A game designer on the run from assassins must play her latest virtual reality creation with a marketing trainee to determine if the game has been damaged.
There is a reason why Hollywood movies are such a financial success. It is because they are made by private companies who give the audience what it wants. If the government were to make a movie, you would get a boring instructional tutorial on correct behavior or, some experimental “art” installation, on film, which would have to rely solely on pier pressure, to be able to generate any audience, at all. We have seen films like this produced by such losers as Werner Fassbinder, over in Germany, financed by the German government (ie. The German tax payer) and other, even less talented directors, such as David Cronenberg, whose films are all backed by the Canadian government's Telefilm Canada.
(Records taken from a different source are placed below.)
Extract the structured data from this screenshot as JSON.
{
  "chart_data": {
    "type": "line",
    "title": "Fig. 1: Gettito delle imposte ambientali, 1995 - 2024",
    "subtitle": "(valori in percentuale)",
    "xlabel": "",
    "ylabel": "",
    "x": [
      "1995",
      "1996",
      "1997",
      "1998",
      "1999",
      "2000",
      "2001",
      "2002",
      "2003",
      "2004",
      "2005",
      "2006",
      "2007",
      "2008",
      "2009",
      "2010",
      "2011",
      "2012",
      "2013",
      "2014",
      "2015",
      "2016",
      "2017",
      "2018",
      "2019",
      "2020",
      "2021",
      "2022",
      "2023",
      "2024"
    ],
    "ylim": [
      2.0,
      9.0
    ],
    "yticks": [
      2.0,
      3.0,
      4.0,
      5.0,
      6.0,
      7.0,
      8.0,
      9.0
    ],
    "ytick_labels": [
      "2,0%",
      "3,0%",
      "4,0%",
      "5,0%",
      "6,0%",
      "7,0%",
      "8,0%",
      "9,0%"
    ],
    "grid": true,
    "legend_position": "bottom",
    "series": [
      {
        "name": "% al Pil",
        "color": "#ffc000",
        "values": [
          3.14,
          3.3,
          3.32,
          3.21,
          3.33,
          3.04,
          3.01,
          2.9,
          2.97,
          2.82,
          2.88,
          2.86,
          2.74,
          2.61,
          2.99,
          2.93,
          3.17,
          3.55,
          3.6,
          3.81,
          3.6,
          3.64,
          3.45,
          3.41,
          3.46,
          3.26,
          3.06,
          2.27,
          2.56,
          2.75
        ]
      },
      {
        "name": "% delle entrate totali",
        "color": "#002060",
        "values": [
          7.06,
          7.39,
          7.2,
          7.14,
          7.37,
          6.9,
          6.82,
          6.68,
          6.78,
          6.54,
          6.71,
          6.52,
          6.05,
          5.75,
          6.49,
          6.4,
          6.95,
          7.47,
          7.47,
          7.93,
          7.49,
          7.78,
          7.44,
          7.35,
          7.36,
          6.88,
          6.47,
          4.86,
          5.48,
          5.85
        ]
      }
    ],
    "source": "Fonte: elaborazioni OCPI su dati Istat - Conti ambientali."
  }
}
Cronenberg has been desperately trying to gain notoriety, as a film maker, since the 1970s, in such shocking movies as Shivers and Rabid, where he relied on provocative brutality and nudity to lure audiences. Unfortunately, Cronenberg doesn't even measure up to the level of a Wes Craven, who seems like a Beethoven of the motion picture arts scene, by comparison . The only thing that has been able to keep Cronenberg alive at all, is the Canadian tax payer.
The film eXistenZ is a let-down right from it's dreary beginning, in a mediocre school house meeting of computer game testers. The design of the game pod console tells you, you are watching another Cronenberg flop; “abandon all hope, ye who enter here!” The props are absolutely revolting and boring, at the same time, because they are lacking in any sort of imagination, whatsoever. One of the reasons one goes to see a science fiction movie, is the curiosity about future technology. This avenue of pleasure is killed off, right from the get-go!
If this film were directed by Paul Verhoven, it might have been able to be compared to an episode of Night Gallery or The Twilight Zone, it's theme or concept and plot are that limited. Even the actors, some of whom only make short appearances (probably as a favour to somebody), seem to know and are trying to rescue this sinking ship, with some fine performances, which don't offset the many reasons for avoiding this time-waster.